In fact, award miles have grown more quickly than overall traffic, thanks, largely, to the many ‘partnering’ programs with hotels, rental car companies, phone services, cruise ships and credit cards.

That means it is possible to accumulate all the ‘rewards’ of using the brand without ever having bought one single solitary product. What’s wrong with this picture?

A recent article in Direct magazine stated ‘financial benefits for these programs are pretty much intangible. To ask airlines what these promotions have meant to their bottom line is to be met with silence, or remarks along the lines of, ‘We don’t track it, but we know it’s successful.’

Huh?

There’s a lesson to be learned from frequent flyer programs, and too few have paid attention. It is called long-range planning.

Too often, programs are launched with great hoopla and fanfare, loaded up with all the possible benefits, tangible and otherwise.
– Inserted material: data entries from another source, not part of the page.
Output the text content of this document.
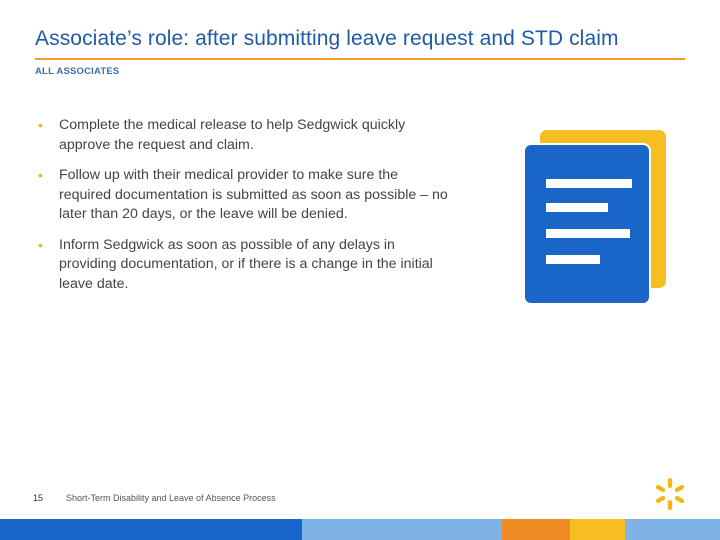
Associate’s role: after submitting leave request and STD claim
ALL ASSOCIATES
• Complete the medical release to help Sedgwick quickly approve the request and claim.
• Follow up with their medical provider to make sure the required documentation is submitted as soon as possible – no later than 20 days, or the leave will be denied.
• Inform Sedgwick as soon as possible of any delays in providing documentation, or if there is a change in the initial leave date.
15	Short-Term Disability and Leave of Absence Process
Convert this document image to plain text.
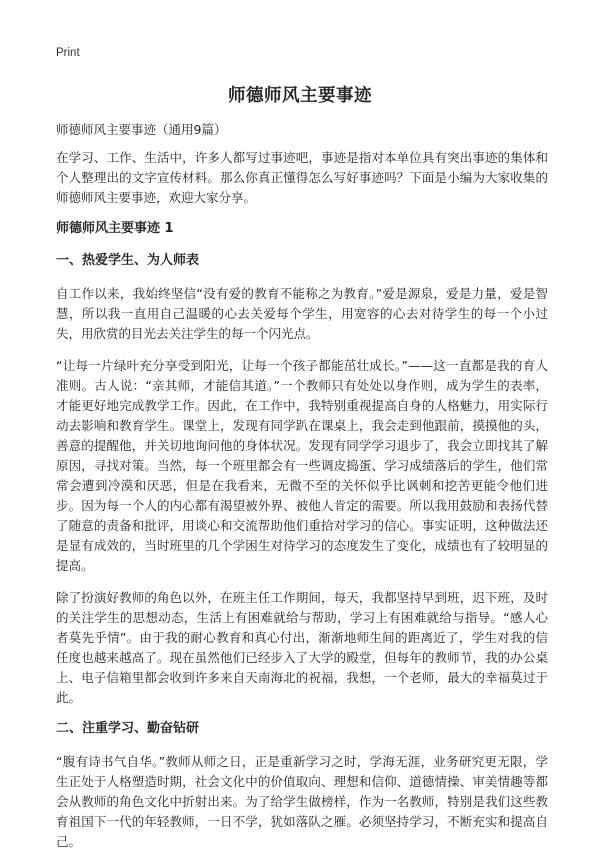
Print
师德师风主要事迹

师德师风主要事迹（通用9篇）

在学习、工作、生活中，许多人都写过事迹吧，事迹是指对本单位具有突出事迹的集体和个人整理出的文字宣传材料。那么你真正懂得怎么写好事迹吗？下面是小编为大家收集的师德师风主要事迹，欢迎大家分享。

师德师风主要事迹 1
一、热爱学生、为人师表

自工作以来，我始终坚信“没有爱的教育不能称之为教育。”爱是源泉，爱是力量，爱是智慧，所以我一直用自己温暖的心去关爱每个学生，用宽容的心去对待学生的每一个小过失，用欣赏的目光去关注学生的每一个闪光点。

“让每一片绿叶充分享受到阳光，让每一个孩子都能茁壮成长。”——这一直都是我的育人准则。古人说：“亲其师，才能信其道。”一个教师只有处处以身作则，成为学生的表率，才能更好地完成教学工作。因此，在工作中，我特别重视提高自身的人格魅力，用实际行动去影响和教育学生。课堂上，发现有同学趴在课桌上，我会走到他跟前，摸摸他的头，善意的提醒他，并关切地询问他的身体状况。发现有同学学习退步了，我会立即找其了解原因，寻找对策。当然，每一个班里都会有一些调皮捣蛋、学习成绩落后的学生，他们常常会遭到冷漠和厌恶，但是在我看来，无微不至的关怀似乎比讽刺和挖苦更能令他们进步。因为每一个人的内心都有渴望被外界、被他人肯定的需要。所以我用鼓励和表扬代替了随意的责备和批评，用谈心和交流帮助他们重拾对学习的信心。事实证明，这种做法还是显有成效的，当时班里的几个学困生对待学习的态度发生了变化，成绩也有了较明显的提高。

除了扮演好教师的角色以外，在班主任工作期间，每天，我都坚持早到班，迟下班，及时的关注学生的思想动态，生活上有困难就给与帮助，学习上有困难就给与指导。“感人心者莫先乎情”。由于我的耐心教育和真心付出，渐渐地师生间的距离近了，学生对我的信任度也越来越高了。现在虽然他们已经步入了大学的殿堂，但每年的教师节，我的办公桌上、电子信箱里都会收到许多来自天南海北的祝福，我想，一个老师，最大的幸福莫过于此。

二、注重学习、勤奋钻研

“腹有诗书气自华。”教师从师之日，正是重新学习之时，学海无涯，业务研究更无限，学生正处于人格塑造时期，社会文化中的价值取向、理想和信仰、道德情操、审美情趣等都会从教师的角色文化中折射出来。为了给学生做榜样，作为一名教师，特别是我们这些教育祖国下一代的年轻教师，一日不学，犹如落队之雁。必须坚持学习，不断充实和提高自己。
But there is nothing left for an encore to keep the program alive in subsequent months and years, let alone a plan for true reckoning of the ongoing return on investment, if any.

Admirably, the intent of many loyalty programs is to target the best, most loyal customers and reward that loyalty.

In practice, over and over again, I see reward programs broadcast holus-bolus to the masses with ‘warm and breathing’ being the extent of membership criteria.

And the results? Everyone warm and breathing is eligible to take advantage of the rewards without having to do anything whatsoever to deserve special treatment. The more things change, the more they stay the same.

Leonard Lee, founder of Lee Valley Tools, a cataloguer of woodworking and gardening products, has a simple philosophy based on treating people fairly and honestly.

For example, when Lee was first starting his company he had some difficulty keeping inventory in stock on a particular item.

He responded to the situation by writing customers a cheque for the interest they would have earned on the money tied up waiting for the back order to be delivered.

And now, 17 years later, customers still talk about how impressed they were by that small gesture. Those cheques probably amounted to only a few dollars. But, think of their loyalty value.

In the end, I believe, building genuine loyalty is not about giving away what you’ve already got. It is more about keeping what you don’t have yet.